As we reached the halfway point of 2009, I assumed most of the survey comments would be tempered heavily by recession influences, and that attitudes and mind-sets would be equally tempered by dismal economic conditions. I remembered the HDD survey responses in 2002 – 2004 were downright depressing, full of dire predictions and bleak outlooks as to the future of the young industry.
Indeed, it was a time of fundamental change for the HDD industry which contracted to almost half its former size before the market hit bottom. But that change brought new directions and opportunities for those who survived.
That was not lost on the HDD survey respondents this year. Though there were a plethora of concerns and challenges facing the industry – foremost being the economy – most contractors portrayed an attitude of “we’ll survive, the future is still bright and HDD will continue to expand.”
From Texas (“the field is wide open”) to Tennessee (“excellent”) to New York (“ever increasing demand”) to the Midwest (“market is down but already showing signs of improvement”) to the West Coast (“very positive”), the bulk of the survey respondents believe the HDD market is well-positioned to ride out the current recession and continue its diverse and robust growth pattern for many years to come.
I was reminded by how much this industry has matured since the telecom boom/bust. Diversity is now the rule and opportunities abound. I found this brief statement from a Southeast contractor very telling: “We’re just getting started!” The report begins on page XX.
We’re also starting a new ongoing HDD feature on how to improve your bottom line or “rigonomics” as I like to describe it. This month’s topic is an often overlooked tool. A centralizer, when added to the bottom hole assembly and used correctly, provides several benefits that lower the overall cost per foot of an installation. From time to time, we’ll continue to discuss paths to profitability for HDD. Also, at the Underground Construction Technology Conference next January in Tampa, rigonomics will play a large and essential part of the program.
Retired but not forgotten
Dr. Raymond Sterling officially retired in May as the director of the Trenchless Technology Center at Louisiana Tech University. He has managed the center since 1995. He plans on still being involved with research projects on a limited basis.
When the center’s founder, Dr. Tom Iseley, left the university in 1994, the center, despite the university’s best efforts, fell upon hard times. Typical of Ray, he carefully planned his retirement so that the center would be left in good hands. Former associate director Dr.

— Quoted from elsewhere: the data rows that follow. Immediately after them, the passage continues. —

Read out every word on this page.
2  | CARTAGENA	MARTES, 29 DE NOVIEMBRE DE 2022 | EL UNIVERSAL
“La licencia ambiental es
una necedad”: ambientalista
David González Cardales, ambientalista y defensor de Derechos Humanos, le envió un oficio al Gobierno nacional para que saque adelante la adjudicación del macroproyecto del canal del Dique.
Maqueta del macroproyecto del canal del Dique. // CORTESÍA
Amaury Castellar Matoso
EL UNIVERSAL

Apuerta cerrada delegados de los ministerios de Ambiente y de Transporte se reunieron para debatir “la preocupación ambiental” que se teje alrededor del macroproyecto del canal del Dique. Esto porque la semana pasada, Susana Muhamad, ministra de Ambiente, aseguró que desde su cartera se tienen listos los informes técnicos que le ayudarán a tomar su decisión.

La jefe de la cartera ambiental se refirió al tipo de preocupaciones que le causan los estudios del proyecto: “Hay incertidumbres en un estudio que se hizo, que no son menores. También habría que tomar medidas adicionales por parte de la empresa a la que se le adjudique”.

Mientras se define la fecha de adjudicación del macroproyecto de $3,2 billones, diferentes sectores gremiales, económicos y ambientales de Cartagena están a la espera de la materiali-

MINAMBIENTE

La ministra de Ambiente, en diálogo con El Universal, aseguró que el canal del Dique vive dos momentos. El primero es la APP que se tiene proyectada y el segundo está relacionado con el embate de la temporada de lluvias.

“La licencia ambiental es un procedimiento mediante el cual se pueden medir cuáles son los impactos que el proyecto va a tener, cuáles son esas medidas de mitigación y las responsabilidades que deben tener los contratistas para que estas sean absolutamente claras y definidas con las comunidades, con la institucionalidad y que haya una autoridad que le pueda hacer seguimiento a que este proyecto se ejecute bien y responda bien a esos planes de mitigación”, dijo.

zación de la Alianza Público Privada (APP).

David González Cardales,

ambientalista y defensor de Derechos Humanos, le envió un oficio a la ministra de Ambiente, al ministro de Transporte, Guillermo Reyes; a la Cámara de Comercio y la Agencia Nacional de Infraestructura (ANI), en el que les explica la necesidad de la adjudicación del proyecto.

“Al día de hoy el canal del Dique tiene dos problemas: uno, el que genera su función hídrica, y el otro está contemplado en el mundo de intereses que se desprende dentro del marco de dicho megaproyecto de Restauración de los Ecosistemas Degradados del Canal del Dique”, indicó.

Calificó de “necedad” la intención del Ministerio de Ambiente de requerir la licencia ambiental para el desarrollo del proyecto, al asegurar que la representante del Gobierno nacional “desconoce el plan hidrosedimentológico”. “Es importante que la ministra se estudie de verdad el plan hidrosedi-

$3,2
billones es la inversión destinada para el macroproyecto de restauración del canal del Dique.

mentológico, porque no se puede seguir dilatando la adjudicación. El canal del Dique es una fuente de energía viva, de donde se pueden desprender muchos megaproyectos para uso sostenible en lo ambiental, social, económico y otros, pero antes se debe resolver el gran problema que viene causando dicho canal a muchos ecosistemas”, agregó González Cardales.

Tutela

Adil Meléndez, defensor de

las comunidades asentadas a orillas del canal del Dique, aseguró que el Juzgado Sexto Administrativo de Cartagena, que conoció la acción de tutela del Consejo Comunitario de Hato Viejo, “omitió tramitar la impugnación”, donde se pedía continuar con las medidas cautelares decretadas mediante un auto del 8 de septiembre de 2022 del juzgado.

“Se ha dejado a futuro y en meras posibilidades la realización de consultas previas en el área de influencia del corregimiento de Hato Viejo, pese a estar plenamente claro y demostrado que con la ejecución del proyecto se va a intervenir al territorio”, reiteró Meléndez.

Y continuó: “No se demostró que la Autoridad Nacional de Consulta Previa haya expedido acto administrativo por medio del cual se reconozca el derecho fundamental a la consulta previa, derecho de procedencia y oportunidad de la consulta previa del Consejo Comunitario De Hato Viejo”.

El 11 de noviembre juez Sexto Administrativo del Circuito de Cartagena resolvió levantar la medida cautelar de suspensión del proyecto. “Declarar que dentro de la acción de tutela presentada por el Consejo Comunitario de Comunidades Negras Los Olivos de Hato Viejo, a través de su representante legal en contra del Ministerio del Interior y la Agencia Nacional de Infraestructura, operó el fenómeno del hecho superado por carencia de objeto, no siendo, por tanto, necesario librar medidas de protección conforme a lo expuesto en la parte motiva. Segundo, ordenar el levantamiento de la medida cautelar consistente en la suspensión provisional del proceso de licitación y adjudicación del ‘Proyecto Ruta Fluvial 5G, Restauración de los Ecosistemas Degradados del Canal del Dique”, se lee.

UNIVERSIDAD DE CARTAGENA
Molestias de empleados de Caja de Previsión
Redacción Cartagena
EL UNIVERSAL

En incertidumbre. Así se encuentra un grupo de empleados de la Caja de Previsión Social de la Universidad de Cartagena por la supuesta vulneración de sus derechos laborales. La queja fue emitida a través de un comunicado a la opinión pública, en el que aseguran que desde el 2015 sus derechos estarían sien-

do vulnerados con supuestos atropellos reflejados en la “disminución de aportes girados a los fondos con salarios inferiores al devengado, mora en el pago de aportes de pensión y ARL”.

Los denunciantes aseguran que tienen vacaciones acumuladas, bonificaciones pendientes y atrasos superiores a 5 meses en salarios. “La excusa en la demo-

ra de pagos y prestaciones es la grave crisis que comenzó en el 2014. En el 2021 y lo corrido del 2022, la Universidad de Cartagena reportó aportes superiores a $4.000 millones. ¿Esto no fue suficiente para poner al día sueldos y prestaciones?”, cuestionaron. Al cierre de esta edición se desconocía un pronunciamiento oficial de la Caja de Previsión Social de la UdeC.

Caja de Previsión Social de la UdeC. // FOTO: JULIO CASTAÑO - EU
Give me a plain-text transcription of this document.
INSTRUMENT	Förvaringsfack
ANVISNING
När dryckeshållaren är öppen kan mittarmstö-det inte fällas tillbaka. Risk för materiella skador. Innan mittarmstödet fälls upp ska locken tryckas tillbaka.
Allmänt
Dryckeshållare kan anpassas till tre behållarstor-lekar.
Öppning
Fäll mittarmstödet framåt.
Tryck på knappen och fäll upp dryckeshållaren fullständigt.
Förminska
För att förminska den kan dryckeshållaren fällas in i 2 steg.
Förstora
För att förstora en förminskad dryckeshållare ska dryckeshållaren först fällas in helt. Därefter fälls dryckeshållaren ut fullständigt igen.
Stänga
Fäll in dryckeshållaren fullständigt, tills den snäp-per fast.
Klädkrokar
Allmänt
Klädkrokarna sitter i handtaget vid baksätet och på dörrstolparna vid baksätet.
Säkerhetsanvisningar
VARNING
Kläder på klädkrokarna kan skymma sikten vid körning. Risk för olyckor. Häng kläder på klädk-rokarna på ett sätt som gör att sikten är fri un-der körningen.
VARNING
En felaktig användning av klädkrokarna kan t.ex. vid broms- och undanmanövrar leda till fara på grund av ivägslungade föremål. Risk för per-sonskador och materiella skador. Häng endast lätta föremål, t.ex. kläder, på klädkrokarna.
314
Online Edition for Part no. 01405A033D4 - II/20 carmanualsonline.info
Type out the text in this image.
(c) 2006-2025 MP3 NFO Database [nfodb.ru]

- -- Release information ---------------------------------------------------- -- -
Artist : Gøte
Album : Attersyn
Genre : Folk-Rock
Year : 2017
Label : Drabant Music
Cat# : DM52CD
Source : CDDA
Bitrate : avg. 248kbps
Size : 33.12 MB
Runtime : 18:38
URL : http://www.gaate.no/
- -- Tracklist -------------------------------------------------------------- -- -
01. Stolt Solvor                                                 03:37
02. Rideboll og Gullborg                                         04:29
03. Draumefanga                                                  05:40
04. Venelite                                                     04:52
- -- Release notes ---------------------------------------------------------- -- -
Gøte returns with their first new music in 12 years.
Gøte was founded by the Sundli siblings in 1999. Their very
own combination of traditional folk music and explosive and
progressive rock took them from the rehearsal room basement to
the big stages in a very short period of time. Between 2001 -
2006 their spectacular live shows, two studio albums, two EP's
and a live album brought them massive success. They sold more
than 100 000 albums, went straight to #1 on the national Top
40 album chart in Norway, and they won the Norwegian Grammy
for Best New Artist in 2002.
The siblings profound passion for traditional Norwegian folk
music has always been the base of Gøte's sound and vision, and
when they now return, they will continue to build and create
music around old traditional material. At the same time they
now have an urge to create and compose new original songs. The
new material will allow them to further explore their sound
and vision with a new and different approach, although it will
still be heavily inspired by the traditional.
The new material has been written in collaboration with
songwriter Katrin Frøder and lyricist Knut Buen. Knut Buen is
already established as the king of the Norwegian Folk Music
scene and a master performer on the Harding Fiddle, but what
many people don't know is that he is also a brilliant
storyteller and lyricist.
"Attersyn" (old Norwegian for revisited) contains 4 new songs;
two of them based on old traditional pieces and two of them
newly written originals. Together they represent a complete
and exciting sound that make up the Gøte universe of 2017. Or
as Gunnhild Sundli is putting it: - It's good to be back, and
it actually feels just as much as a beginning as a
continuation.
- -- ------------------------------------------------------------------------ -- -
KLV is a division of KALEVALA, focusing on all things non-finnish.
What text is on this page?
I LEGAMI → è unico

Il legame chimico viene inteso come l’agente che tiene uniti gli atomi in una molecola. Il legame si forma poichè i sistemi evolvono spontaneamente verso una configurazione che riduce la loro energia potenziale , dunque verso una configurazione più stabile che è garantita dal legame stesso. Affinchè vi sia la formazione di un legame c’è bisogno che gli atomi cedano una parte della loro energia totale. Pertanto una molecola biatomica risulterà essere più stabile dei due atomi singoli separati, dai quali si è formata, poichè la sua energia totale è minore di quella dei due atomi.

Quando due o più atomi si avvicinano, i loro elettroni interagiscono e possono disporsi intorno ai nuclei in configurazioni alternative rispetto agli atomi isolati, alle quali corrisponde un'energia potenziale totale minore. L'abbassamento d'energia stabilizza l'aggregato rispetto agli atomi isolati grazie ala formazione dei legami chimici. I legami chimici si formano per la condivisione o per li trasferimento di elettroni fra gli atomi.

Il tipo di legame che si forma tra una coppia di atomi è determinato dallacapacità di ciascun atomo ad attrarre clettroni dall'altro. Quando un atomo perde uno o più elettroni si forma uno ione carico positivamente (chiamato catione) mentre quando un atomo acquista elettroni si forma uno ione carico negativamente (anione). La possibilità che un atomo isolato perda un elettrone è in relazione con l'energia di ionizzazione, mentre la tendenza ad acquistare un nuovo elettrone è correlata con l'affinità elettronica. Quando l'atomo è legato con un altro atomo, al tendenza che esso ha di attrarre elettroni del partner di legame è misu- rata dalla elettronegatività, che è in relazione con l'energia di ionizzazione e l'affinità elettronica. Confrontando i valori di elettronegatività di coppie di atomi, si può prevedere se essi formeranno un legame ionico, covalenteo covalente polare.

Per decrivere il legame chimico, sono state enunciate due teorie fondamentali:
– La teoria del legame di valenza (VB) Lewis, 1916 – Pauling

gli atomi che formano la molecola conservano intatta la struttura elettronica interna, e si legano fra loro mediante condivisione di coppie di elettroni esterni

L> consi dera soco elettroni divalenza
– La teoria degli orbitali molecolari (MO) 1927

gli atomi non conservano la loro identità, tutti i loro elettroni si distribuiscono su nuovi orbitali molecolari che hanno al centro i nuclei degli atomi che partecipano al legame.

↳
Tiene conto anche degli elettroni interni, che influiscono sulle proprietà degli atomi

Rob McKim is returning as administrative director and Dr. Erez Allouche, who had served as associate director, was appointed technical director.
For most people, the status of the TTC as a leading trenchless research institute will be how Ray’s tenure is remembered. But to me, Ray’s legacy will always be connected to how he led the center from obscurity and near-death to the prosperous status it enjoys today. When he took over as director, Ray quickly perceived the industry’s needs and politics while recognizing the strengths and weaknesses of the TTC. Then, as was his quiet and efficient manner, he set about establishing a course for the center to become all-inclusive, fundamentally sound and financially secure in its research efforts. Ray’s leadership was not one of a cheerleader; rather, he led by listening, becoming actively involved in the market and then implementing wise policy.
Senior Editor Jeff Griffin profiles the accomplishments at the Trenchless Technology Center under Dr. Sterling’s tenure.
Stay in touch Ray, you’re still needed.